Oh I’m terrified of the telephone 😱 so maybe that’s something I could work on!
Yeah, it isn’t something I would have chosen but it has worked out okay. You never know…
Really interesting dialogue. I’ve often thought that most writers are a bit introvert in nature, which is why we really appreciate the power of the written word. Yet I know extroverts who would shrink from the possibility of writing something for others to read. I guess we all have our different strengths and should make the most of them, without worrying too much about what others think.
Exactly right! I don’t worry too much anymore but I still need to be able to function in society on some level 😂
Quite right. It’s just a matter of getting things into perspective.🙂
Good luck with the school return, hope it’s ok.
So do I 😅 thanks so much: I hope homeschooling is going ok for you too.
It’s been easier the last couple of weeks, I’ve started just rolling with it and prioritising work a bit lower down the list
Honest post, I think we can get too comfortable with social isolation. Most writers are introverted I have found as well. I think I am somewhat better with age on social anxiety, because I generally just don’t care as much what people think of me. I probably gravitate to quieter people myself though. Interesting read! 💕
Thank you Tricia, I’m pleased you found it interesting!

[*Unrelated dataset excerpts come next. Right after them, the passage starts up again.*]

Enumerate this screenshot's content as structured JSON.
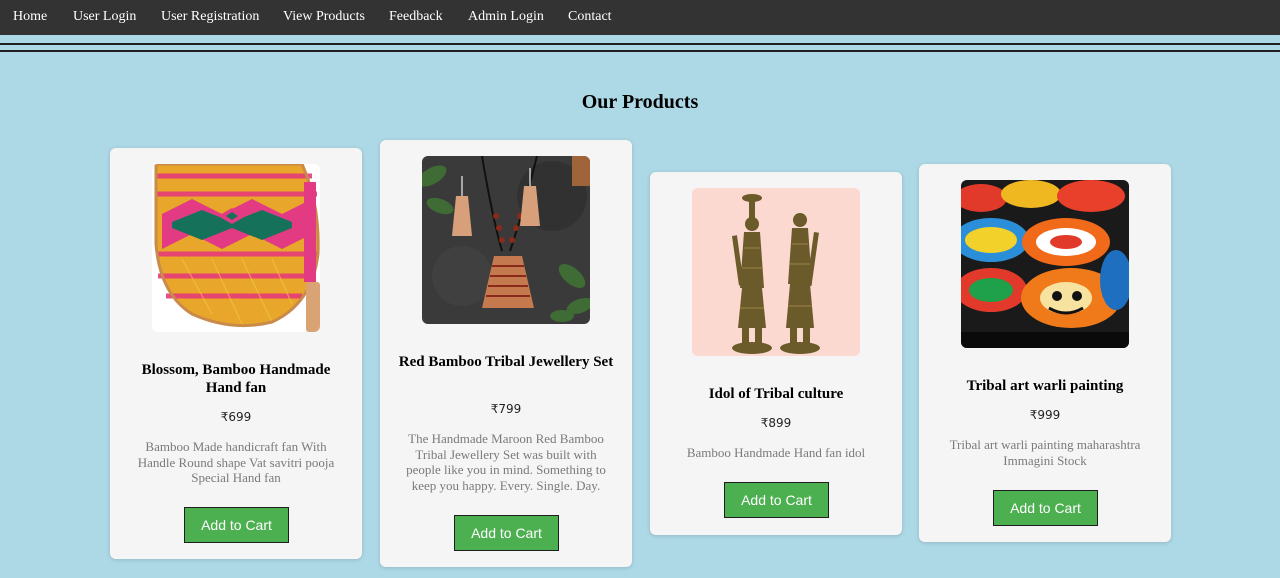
{
  "nav": {
    "items": [
      "Home",
      "User Login",
      "User Registration",
      "View Products",
      "Feedback",
      "Admin Login",
      "Contact"
    ]
  },
  "page": {
    "title": "Our Products"
  },
  "products": [
    {
      "name": "Blossom, Bamboo Handmade Hand fan",
      "price": "₹699",
      "description": "Bamboo Made handicraft fan With Handle Round shape Vat savitri pooja Special Hand fan",
      "button": "Add to Cart",
      "image_icon": "woven-hand-fan-image"
    },
    {
      "name": "Red Bamboo Tribal Jewellery Set",
      "price": "₹799",
      "description": "The Handmade Maroon Red Bamboo Tribal Jewellery Set was built with people like you in mind. Something to keep you happy. Every. Single. Day.",
      "button": "Add to Cart",
      "image_icon": "necklace-earrings-image"
    },
    {
      "name": "Idol of Tribal culture",
      "price": "₹899",
      "description": "Bamboo Handmade Hand fan idol",
      "button": "Add to Cart",
      "image_icon": "brass-idol-image"
    },
    {
      "name": "Tribal art warli painting",
      "price": "₹999",
      "description": "Tribal art warli painting maharashtra Immagini Stock",
      "button": "Add to Cart",
      "image_icon": "painted-boxes-image"
    }
  ],
  "colors": {
    "background": "#add8e6",
    "navbar": "#333333",
    "card": "#f5f5f5",
    "button": "#4caf50"
  }
}
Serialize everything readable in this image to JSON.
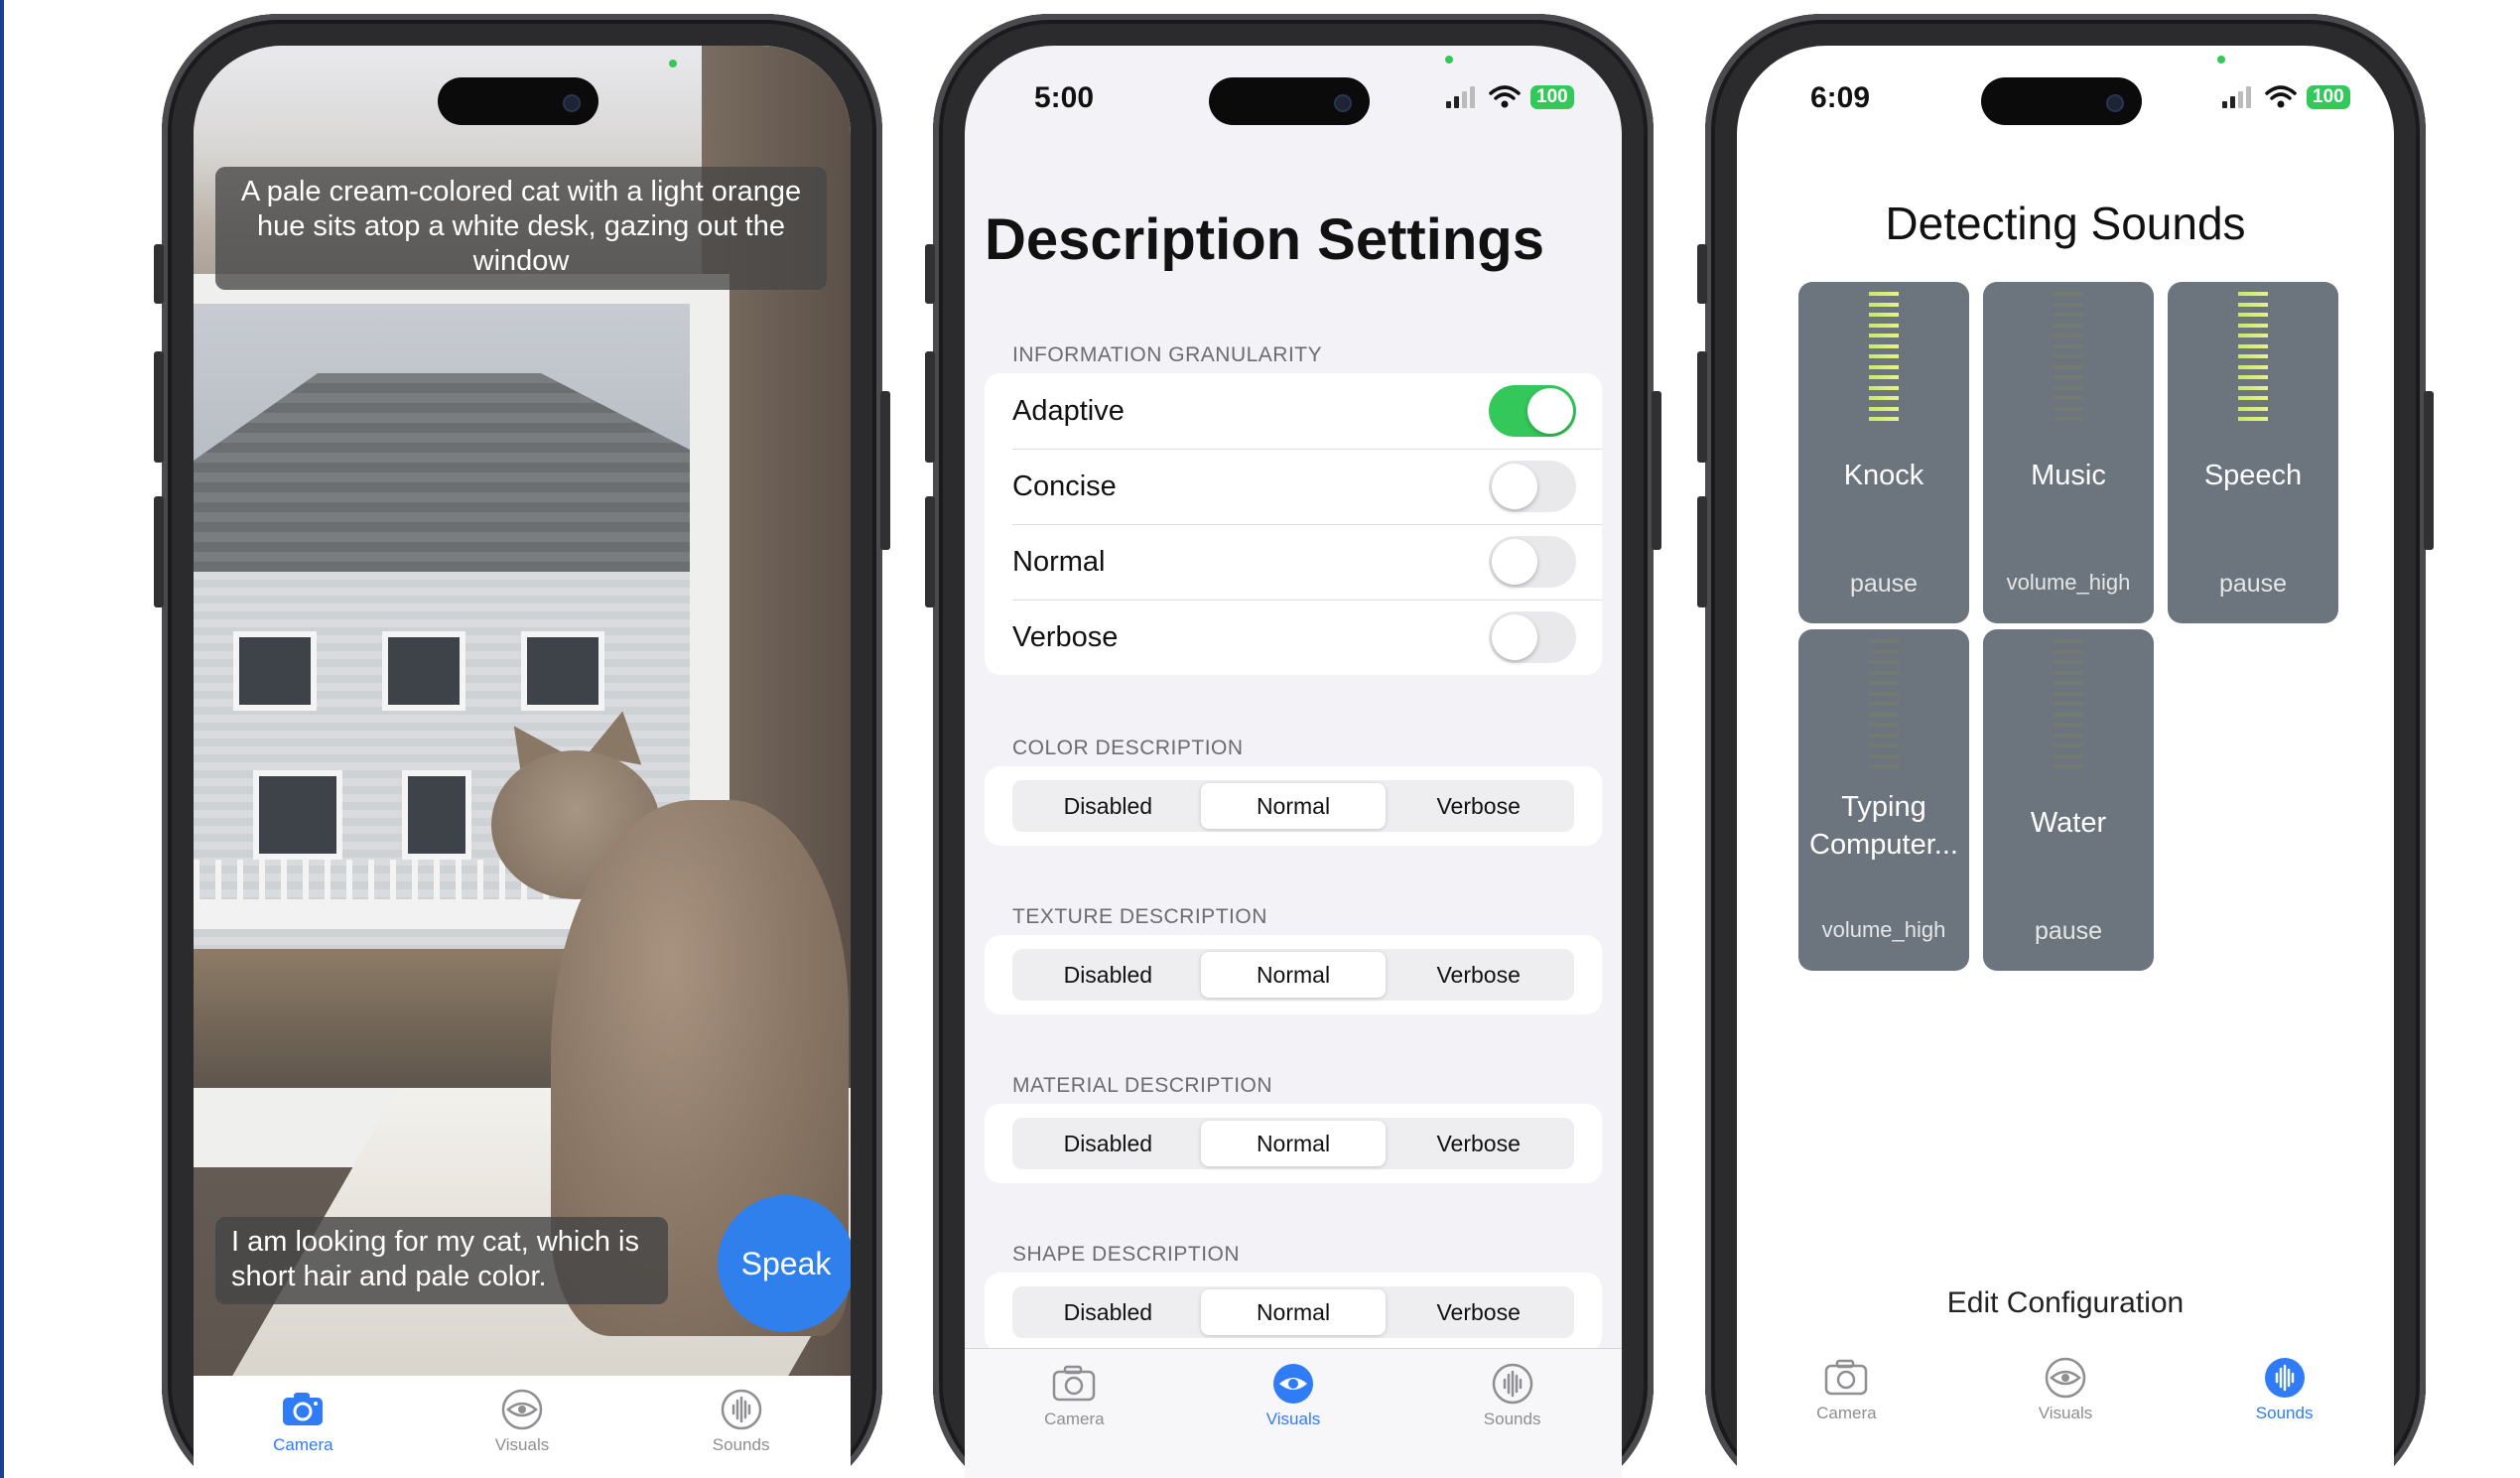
{
  "phone_camera": {
    "caption_description": "A pale cream-colored cat with a light orange hue sits atop a white desk, gazing out the window",
    "caption_query": "I am looking for my cat, which is short hair and pale color.",
    "speak_button": "Speak",
    "tabs": [
      {
        "label": "Camera",
        "icon": "camera-icon",
        "active": true
      },
      {
        "label": "Visuals",
        "icon": "eye-icon",
        "active": false
      },
      {
        "label": "Sounds",
        "icon": "waveform-icon",
        "active": false
      }
    ]
  },
  "phone_settings": {
    "status_time": "5:00",
    "battery": "100",
    "title": "Description Settings",
    "granularity": {
      "header": "INFORMATION GRANULARITY",
      "options": [
        {
          "label": "Adaptive",
          "on": true
        },
        {
          "label": "Concise",
          "on": false
        },
        {
          "label": "Normal",
          "on": false
        },
        {
          "label": "Verbose",
          "on": false
        }
      ]
    },
    "sections": [
      {
        "header": "COLOR DESCRIPTION",
        "segments": [
          "Disabled",
          "Normal",
          "Verbose"
        ],
        "selected": "Normal"
      },
      {
        "header": "TEXTURE DESCRIPTION",
        "segments": [
          "Disabled",
          "Normal",
          "Verbose"
        ],
        "selected": "Normal"
      },
      {
        "header": "MATERIAL DESCRIPTION",
        "segments": [
          "Disabled",
          "Normal",
          "Verbose"
        ],
        "selected": "Normal"
      },
      {
        "header": "SHAPE DESCRIPTION",
        "segments": [
          "Disabled",
          "Normal",
          "Verbose"
        ],
        "selected": "Normal"
      }
    ],
    "tabs": [
      {
        "label": "Camera",
        "icon": "camera-icon",
        "active": false
      },
      {
        "label": "Visuals",
        "icon": "eye-icon",
        "active": true
      },
      {
        "label": "Sounds",
        "icon": "waveform-icon",
        "active": false
      }
    ]
  },
  "phone_sounds": {
    "status_time": "6:09",
    "battery": "100",
    "title": "Detecting Sounds",
    "tiles": [
      {
        "name": "Knock",
        "state": "pause",
        "level_active": true
      },
      {
        "name": "Music",
        "state": "volume_high",
        "level_active": false
      },
      {
        "name": "Speech",
        "state": "pause",
        "level_active": true
      },
      {
        "name": "Typing Computer...",
        "state": "volume_high",
        "level_active": false
      },
      {
        "name": "Water",
        "state": "pause",
        "level_active": false
      }
    ],
    "edit_config": "Edit Configuration",
    "tabs": [
      {
        "label": "Camera",
        "icon": "camera-icon",
        "active": false
      },
      {
        "label": "Visuals",
        "icon": "eye-icon",
        "active": false
      },
      {
        "label": "Sounds",
        "icon": "waveform-icon",
        "active": true
      }
    ]
  },
  "colors": {
    "accent_blue": "#2f7cf6",
    "toggle_green": "#34c759",
    "tile_gray": "#6c757d",
    "meter_active": "#d7ee7a"
  }
}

I agree, writing is a very different kind of communication. I too feel uncomfortable in social situations, and have no verbal skills when actually confronted with another human. Even people I know often have no idea what I’m talking about, so I’ve learned to stay quiet. I do think it will feel strange shedding our isolation. I have no idea how to go about it. I will also say that having young children was always a safe way to connect with other adults for me, so that may help you. Most of the friends I have now were made during that time–even though our children are long grown, we have remained friends. (K)
My difficulty is that we have moved around so much I even find it hard to reach out to other mums my own age. I’ve seen so many different cultures and languages, they all seem to fit whereas I feel I don’t belong. But this is probably more of me having a problem with myself than anyone else having a problem with me.
It is hard to keep continuity when you move a lot. Even a different neighborhood can make a difference.
Great thoughts of your inner world Ingrid!!!
It’s an interesting time for sure right now and it is wild how we’ve adjusted to wearing masks so well. I have loved the permission to not be out there in the same way and not having the social obligations we had at once. People think I’m an extrovert but I’m an ambivert that very much loves my alone time. There will be an entry phase for sure and it sounds like you had a taste of it. Maybe you’ve changed for the better and like your alone time so be careful not to judge yourself harshly. ❤️
That is a very good point, thank you Cindy: I always judge myself harshly and I am trying to ‘let go’ of that too!